Not to mention that you get sick pay, holiday pay, retirement account contributions, etc.

Including the benefits it easily adds up to $100,000 a year of benefits or more depending on how good the benefits are

Besides, if it's not a start-up you're easily making $130,000+ if you have a lot of experience

2 comments

Not to mention the extra ~12% payroll tax that all freelancers are hit with (twice what employees pay).

Or the fact that a very large portion of your time as a freelancer has to spend with non-income earning activities (accounting, marketing, etc) if you want to have any chance of surviving as a freelancer.

60$/hr for a freelancer is equivalent to about 60,000-80,000/year. It's a decent income for some parts of the country, but not SF.

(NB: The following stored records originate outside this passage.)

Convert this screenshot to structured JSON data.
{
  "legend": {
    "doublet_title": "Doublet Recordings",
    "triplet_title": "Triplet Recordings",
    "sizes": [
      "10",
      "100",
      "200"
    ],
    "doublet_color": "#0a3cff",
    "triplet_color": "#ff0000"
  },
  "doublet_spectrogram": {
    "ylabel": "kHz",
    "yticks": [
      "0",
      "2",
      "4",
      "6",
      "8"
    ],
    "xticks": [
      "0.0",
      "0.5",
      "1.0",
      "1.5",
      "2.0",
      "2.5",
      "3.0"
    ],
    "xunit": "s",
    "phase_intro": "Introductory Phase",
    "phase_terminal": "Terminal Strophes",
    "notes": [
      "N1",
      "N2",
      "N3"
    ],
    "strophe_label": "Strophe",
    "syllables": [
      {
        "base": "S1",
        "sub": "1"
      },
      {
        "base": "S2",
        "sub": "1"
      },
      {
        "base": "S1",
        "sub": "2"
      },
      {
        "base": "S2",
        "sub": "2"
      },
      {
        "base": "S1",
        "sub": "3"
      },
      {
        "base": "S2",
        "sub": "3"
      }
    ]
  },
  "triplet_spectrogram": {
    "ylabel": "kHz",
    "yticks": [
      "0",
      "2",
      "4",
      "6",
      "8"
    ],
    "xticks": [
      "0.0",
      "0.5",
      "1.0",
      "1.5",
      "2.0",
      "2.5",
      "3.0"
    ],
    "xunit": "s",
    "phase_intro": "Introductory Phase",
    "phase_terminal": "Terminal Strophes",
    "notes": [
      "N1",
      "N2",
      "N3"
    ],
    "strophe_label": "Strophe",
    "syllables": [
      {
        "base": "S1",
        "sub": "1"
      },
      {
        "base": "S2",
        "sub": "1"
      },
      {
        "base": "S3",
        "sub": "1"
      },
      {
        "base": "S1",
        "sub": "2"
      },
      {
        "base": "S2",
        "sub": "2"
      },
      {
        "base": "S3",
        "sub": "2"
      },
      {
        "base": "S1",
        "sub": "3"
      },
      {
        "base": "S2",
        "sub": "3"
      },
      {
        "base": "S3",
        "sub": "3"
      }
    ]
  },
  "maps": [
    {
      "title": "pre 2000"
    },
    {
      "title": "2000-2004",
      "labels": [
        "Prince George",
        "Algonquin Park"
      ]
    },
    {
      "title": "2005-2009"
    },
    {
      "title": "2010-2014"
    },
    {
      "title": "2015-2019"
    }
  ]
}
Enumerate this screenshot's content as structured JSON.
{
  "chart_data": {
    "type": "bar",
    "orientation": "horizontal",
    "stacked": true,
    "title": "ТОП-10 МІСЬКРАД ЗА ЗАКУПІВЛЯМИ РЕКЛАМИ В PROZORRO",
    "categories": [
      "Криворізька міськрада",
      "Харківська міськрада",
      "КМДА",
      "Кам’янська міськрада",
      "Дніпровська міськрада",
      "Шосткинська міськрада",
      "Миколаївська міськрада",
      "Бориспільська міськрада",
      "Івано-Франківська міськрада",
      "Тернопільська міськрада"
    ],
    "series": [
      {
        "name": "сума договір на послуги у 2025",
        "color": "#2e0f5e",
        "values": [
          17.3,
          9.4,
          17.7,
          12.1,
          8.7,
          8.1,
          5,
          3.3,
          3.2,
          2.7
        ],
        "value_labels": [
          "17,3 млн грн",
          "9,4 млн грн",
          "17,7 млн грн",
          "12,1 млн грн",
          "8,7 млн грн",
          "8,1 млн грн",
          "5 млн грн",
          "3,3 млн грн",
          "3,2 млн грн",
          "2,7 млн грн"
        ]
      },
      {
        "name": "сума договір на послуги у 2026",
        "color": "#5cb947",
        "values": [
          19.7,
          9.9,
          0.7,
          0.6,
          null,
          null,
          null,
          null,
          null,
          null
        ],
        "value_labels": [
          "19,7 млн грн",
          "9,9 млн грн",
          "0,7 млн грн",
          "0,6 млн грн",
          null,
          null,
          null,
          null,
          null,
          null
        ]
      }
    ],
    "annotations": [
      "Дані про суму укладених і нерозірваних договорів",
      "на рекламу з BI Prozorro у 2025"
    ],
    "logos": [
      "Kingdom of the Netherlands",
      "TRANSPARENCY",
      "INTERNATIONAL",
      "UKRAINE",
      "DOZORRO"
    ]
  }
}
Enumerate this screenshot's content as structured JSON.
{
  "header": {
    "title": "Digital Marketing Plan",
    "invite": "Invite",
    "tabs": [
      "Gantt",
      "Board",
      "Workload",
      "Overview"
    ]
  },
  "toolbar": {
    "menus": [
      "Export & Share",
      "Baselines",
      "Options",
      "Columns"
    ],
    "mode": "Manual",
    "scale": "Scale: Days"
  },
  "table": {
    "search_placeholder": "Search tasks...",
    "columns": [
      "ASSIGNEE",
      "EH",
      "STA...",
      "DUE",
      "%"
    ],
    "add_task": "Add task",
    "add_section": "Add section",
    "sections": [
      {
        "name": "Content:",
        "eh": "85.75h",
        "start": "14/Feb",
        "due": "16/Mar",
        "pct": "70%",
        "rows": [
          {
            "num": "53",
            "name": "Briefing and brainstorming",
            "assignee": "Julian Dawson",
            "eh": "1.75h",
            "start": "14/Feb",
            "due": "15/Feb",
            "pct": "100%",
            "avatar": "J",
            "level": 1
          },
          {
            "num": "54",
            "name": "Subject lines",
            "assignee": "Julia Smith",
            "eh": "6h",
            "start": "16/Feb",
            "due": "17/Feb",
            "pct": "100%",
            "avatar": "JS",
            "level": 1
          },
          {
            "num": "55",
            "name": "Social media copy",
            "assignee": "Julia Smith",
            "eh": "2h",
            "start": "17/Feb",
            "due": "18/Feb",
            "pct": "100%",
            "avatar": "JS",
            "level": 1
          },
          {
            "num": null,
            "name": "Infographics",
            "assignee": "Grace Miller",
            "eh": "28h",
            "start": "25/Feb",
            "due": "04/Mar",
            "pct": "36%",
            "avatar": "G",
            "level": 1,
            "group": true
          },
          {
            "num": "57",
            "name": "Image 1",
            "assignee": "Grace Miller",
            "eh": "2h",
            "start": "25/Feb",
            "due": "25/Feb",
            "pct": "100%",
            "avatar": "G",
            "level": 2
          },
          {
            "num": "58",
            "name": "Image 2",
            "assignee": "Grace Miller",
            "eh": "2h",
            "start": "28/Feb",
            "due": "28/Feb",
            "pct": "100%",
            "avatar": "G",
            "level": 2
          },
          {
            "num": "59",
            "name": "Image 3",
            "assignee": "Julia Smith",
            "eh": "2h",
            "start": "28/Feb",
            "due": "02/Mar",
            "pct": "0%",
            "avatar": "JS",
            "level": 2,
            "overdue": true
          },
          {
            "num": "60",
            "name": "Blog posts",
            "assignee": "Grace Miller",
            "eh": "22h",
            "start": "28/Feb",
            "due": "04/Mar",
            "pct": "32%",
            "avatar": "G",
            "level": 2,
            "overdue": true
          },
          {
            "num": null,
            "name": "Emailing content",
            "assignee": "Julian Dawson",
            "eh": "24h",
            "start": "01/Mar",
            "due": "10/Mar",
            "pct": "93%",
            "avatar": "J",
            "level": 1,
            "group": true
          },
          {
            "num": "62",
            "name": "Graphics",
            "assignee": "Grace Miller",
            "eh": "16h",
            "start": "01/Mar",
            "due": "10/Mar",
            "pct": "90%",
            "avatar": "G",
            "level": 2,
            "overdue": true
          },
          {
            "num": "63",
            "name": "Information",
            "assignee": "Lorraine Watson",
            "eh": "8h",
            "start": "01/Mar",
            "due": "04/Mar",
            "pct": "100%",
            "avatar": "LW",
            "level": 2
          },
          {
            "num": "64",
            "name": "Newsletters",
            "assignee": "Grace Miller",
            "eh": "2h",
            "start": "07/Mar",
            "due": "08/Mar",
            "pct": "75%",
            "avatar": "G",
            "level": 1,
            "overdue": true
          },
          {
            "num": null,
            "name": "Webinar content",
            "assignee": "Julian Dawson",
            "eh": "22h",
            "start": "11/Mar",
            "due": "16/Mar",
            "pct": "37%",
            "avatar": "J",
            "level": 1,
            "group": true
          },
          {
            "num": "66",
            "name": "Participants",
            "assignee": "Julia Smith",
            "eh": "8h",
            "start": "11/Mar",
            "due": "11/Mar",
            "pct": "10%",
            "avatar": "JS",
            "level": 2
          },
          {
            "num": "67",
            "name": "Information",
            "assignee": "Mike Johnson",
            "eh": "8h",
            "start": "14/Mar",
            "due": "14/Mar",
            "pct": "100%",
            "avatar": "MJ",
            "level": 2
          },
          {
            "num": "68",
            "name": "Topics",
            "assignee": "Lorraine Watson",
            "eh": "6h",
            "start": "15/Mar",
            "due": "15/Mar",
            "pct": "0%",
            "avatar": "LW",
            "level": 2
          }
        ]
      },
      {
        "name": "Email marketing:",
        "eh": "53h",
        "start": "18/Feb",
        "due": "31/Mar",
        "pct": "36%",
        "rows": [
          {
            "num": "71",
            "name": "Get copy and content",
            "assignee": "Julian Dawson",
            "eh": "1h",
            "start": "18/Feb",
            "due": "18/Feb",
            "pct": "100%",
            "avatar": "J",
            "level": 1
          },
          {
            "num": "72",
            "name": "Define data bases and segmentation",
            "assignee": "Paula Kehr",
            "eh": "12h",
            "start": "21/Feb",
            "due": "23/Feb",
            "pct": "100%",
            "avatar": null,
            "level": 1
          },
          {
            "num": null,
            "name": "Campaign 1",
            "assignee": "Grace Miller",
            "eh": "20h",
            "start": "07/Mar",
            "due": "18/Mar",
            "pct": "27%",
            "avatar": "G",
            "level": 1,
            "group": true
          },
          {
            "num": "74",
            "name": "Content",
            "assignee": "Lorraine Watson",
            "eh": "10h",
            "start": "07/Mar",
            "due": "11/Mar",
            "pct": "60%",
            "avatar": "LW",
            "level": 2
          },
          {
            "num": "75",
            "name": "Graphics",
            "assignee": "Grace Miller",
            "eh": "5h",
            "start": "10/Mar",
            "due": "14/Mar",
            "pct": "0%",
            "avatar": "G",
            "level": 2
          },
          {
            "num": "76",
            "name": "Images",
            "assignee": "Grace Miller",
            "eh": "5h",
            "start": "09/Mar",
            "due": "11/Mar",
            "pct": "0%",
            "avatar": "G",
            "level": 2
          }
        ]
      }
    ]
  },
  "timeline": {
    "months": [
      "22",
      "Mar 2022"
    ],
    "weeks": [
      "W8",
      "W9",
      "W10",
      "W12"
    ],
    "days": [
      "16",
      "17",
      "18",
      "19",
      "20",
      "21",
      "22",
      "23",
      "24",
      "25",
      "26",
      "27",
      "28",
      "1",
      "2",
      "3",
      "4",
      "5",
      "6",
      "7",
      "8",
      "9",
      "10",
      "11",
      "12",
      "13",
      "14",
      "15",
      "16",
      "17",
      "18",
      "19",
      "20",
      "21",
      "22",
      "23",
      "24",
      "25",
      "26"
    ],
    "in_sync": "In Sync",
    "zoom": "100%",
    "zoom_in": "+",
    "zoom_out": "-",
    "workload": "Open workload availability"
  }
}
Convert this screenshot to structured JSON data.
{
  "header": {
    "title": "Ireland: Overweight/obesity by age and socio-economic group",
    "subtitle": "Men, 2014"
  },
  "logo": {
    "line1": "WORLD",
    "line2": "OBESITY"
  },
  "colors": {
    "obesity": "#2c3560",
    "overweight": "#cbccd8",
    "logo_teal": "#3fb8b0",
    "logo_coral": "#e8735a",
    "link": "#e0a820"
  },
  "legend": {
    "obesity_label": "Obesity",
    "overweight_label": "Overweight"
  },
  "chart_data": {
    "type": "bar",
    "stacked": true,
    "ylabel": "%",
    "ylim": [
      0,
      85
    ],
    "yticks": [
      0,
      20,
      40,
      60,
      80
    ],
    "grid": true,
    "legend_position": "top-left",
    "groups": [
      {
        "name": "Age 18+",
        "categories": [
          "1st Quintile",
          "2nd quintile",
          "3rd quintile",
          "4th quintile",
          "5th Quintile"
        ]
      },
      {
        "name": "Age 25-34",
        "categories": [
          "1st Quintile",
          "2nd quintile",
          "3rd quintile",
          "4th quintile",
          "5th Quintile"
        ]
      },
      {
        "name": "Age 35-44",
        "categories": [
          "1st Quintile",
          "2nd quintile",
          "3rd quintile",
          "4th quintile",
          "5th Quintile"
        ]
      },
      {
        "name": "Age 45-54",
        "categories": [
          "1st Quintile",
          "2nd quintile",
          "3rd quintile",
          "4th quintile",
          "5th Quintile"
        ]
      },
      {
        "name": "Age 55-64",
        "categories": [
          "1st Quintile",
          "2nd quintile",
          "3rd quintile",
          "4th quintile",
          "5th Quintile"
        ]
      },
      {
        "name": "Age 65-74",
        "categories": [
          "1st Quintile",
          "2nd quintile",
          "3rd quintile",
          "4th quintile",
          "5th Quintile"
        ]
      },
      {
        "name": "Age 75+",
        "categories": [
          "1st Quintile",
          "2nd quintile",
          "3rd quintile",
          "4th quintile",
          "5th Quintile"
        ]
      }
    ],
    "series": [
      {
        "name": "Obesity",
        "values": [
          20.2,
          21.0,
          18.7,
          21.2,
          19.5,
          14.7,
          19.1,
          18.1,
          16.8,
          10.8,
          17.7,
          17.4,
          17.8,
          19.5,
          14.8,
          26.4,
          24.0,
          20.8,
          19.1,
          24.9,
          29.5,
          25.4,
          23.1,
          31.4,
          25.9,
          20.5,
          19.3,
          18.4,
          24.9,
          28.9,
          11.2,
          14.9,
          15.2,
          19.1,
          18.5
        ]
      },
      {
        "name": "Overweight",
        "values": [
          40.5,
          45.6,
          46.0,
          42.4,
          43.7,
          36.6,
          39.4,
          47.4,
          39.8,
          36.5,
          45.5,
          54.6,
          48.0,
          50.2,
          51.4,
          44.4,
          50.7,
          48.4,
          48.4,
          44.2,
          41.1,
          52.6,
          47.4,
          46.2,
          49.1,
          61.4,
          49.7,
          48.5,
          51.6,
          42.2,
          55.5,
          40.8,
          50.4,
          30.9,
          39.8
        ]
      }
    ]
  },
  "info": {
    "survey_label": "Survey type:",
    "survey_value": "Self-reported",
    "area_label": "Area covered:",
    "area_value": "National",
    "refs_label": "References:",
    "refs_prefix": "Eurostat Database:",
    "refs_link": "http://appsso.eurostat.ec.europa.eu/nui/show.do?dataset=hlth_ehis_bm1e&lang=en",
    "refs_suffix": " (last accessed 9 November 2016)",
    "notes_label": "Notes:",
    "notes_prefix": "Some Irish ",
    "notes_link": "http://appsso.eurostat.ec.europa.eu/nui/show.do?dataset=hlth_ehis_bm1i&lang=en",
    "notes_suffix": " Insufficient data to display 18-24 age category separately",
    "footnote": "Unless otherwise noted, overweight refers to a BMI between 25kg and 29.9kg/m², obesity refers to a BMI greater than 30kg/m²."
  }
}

Are there any payroll taxes on top of that salary number? Where I live (Belgium) there's a 33% (probably being lowered to 25% soon) social security tax paid by the employer.
In the US your employer pays around 15% of your salary as tax. If you're not working for someone else that's an extra 15.3% you have to pay - it's called "self employment tax".
It's not an extra 15%. The total amount of Social Security and Medicare taxes is 15.4%, with the employer paying half and the employee paying the other half. When you're self-employed, you pay both halves. And the employer half is always deductible on your federal income tax, which reduces the sting a little.
Good actual data, though the total figure is 15.3%

NB: it drops to 2.9% (just the employer/employee portion of Medicare) after the cap, which is currently $118,500 for both 2015 and 2016. And then the employee portion of Medicare rises by 0.9% above $200K, but that's not specific to self-employment as it's the employee portion only.